13:40 UK time, Monday, 2 November 2009

A service highlighting the riches of the daily press.

We all like a weather story now and again, and several of the papers are singing from the same hymn sheet today with their take on the everyday minor fluctuations of a barometer needle which, in normal times, is simply called the weather forecast.

The Scots certainly have good reason to be alarmed - heavy rain has brought havoc to areas of Scotland. But elsewhere in the UK, the story is largely that it's November and it's damp, windy and a bit chilly.
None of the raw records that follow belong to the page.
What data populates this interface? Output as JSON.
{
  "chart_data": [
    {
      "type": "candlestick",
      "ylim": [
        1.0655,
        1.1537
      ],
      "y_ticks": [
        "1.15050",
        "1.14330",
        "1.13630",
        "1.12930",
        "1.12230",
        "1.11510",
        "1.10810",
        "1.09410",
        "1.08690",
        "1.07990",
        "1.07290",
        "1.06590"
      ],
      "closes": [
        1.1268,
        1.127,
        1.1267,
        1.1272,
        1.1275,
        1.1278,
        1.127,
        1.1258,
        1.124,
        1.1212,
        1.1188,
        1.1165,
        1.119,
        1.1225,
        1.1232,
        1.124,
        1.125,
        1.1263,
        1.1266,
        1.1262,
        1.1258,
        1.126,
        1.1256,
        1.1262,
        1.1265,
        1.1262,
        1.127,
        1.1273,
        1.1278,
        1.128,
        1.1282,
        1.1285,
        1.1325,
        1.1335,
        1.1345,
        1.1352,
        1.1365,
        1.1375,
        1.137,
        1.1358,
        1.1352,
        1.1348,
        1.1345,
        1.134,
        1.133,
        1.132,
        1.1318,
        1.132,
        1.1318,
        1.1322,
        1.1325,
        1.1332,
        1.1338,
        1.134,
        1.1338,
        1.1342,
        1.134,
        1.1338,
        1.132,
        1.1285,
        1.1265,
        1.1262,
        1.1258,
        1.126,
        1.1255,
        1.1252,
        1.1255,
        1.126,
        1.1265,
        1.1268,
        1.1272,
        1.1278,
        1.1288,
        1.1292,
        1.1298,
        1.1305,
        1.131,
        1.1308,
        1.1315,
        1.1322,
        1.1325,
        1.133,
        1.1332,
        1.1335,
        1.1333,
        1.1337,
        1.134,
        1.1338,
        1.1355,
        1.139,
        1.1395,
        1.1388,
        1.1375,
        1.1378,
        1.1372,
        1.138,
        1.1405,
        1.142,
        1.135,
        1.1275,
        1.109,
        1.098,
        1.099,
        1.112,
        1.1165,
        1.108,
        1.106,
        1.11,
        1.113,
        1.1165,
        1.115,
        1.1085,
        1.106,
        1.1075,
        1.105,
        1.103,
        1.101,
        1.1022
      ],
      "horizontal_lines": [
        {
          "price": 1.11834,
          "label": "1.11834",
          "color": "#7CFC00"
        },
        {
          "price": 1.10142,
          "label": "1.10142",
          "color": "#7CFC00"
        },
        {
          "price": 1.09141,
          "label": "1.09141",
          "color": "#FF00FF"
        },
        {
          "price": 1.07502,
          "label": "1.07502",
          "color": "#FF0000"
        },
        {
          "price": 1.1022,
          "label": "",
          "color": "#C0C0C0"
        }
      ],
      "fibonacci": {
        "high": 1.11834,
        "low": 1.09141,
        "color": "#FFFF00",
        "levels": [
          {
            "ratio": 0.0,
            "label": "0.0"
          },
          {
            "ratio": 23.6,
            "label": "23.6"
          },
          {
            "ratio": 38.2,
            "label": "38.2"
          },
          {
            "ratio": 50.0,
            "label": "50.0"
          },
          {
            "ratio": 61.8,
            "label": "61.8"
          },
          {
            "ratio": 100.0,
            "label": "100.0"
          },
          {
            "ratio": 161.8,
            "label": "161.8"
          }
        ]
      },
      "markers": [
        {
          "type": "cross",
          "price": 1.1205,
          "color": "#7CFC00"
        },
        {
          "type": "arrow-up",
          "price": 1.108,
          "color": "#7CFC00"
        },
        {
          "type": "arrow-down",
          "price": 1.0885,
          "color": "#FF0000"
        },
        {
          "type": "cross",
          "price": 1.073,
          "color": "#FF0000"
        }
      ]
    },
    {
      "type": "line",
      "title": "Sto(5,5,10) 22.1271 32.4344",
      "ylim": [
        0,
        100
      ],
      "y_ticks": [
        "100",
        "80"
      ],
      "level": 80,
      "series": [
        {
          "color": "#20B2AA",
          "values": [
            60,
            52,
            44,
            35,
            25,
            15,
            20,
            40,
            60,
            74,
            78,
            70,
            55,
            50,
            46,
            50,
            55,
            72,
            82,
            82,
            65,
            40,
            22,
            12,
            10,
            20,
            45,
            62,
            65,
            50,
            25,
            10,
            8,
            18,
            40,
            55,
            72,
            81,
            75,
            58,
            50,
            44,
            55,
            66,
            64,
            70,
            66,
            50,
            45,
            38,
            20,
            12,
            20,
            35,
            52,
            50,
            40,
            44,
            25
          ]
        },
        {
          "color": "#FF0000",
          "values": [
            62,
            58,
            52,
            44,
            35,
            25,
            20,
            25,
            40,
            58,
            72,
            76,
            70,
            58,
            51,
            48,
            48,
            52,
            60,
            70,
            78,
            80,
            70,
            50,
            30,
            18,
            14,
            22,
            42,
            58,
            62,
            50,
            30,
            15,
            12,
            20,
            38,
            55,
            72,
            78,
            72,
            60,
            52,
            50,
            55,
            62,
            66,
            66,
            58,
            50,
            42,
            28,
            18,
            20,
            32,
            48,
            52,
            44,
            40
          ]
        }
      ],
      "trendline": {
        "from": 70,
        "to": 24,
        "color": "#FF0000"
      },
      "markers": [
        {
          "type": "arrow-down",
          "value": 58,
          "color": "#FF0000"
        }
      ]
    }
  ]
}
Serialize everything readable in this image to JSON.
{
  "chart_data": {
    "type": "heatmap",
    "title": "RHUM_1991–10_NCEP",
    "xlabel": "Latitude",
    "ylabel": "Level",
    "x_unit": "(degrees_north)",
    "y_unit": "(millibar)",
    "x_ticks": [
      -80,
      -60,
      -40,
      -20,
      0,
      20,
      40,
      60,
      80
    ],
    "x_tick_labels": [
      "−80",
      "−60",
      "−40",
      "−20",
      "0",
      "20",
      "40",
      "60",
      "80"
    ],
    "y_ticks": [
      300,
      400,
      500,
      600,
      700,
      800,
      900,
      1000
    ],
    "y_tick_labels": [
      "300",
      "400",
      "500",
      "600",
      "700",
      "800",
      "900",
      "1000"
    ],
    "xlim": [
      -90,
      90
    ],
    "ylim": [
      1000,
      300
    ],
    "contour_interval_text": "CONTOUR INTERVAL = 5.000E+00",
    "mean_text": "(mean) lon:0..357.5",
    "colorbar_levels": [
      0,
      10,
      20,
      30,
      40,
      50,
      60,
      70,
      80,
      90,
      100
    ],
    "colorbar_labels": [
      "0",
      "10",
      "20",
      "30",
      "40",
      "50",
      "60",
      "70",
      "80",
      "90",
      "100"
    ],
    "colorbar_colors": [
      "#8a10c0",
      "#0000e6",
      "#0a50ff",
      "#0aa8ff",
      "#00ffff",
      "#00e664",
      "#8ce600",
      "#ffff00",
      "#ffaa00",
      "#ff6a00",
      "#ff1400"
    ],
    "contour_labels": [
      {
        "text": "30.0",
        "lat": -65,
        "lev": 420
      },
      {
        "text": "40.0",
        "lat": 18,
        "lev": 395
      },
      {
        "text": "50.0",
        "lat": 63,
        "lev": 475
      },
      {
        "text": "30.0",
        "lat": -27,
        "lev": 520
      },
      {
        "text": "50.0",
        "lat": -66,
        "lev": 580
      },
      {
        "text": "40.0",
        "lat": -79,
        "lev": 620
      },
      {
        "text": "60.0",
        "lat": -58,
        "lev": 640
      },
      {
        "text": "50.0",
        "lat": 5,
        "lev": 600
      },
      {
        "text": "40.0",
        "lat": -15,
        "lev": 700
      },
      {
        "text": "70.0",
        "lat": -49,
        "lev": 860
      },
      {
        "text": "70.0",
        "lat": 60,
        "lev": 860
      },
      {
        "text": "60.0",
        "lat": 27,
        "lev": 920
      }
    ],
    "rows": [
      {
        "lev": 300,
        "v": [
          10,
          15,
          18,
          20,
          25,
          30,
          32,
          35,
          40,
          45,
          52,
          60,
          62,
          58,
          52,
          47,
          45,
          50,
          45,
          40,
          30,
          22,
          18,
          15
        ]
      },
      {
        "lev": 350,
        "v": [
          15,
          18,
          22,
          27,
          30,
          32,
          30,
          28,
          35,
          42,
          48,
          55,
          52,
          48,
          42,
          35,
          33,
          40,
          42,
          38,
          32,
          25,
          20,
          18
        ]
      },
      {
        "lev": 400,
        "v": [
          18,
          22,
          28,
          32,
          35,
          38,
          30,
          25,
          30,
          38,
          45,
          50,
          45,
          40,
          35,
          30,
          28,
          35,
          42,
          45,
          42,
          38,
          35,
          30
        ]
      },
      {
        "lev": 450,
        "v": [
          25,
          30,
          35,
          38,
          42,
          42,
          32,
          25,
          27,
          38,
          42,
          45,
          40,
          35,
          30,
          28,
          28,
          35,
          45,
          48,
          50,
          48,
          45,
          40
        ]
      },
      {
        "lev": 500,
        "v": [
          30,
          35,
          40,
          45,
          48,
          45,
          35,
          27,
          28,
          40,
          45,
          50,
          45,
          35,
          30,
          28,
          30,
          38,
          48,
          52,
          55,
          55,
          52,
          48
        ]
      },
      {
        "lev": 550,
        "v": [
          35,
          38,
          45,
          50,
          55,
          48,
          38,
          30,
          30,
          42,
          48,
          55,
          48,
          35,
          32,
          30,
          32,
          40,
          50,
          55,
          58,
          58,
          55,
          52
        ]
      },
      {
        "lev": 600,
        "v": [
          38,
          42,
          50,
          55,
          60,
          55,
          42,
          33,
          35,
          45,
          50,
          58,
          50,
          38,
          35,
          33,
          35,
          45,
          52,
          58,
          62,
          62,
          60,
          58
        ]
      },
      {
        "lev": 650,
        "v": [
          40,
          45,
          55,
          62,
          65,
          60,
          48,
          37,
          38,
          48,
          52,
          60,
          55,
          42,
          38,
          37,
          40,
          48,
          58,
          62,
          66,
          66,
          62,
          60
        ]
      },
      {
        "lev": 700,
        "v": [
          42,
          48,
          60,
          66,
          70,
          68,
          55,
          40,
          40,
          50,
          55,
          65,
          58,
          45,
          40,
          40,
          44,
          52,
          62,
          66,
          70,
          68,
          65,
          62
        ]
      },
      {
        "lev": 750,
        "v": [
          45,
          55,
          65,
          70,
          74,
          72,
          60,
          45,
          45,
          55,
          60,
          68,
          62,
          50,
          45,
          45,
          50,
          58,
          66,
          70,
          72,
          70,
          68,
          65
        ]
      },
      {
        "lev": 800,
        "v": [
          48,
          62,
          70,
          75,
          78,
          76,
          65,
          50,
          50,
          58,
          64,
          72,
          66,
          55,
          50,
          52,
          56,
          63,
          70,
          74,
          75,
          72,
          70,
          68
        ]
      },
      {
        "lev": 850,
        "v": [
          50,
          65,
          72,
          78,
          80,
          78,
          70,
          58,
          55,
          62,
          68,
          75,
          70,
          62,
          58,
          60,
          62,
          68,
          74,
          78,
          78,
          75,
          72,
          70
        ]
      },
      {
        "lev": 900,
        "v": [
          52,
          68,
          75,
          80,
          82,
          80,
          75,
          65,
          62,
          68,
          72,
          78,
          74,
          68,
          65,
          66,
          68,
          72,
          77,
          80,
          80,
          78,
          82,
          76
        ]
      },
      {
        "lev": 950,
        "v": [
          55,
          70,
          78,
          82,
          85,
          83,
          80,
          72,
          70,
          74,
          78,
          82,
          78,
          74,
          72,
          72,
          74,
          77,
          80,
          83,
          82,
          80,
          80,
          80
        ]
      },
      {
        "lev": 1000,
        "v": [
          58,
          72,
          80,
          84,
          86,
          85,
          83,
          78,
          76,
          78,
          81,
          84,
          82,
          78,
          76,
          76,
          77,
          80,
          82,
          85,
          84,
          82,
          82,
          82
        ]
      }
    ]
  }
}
Hardly front page fodder, unless you are the Daily Express, which last Tuesday had splashed with the story that we were in for a spot of mild weather, sorry, make that a "70F Indian summer".

A point of order before we go further. Ever noticed how newspapers deploy two different scales to measure temperatures depending on whether it's hot or cold? Contrast last week's Express headline with the paper's headline from 5 January this year: "Sub-zero Britain - Temperatures plummet to -9 as longest freeze for a decade tightens its grip."

The Times also pitches into the "it's autumn and the weather is a bit wet" story on its front, with an image of two men in rain gear driving a veteran car on the annual London-Brighton car rally.

Delve inside the paper and you soon come across a picture of a boy wrestling with an inside out umbrella and another image which has been widely reproduced today, of a man surfing in Tyneside. Granted the waves look pretty fierce, but, IT'S NOVEMBER!

But Times weatherman Paul Simons, who deserves a medal for his command of weather stats, raises the stakes by noting this year has seen the driest September and October combined for 53 years.

Staying with the Times, a helping of kudos to the picture desk for forgoing the typical image that accompanies most stories on soft drugs. Its picture of two eyeballs - one heavily dilated from the effects of smoking dope - is hardly the most arresting of images, but at least it's not the same old crumpled cannabis joint that's in just about every other paper.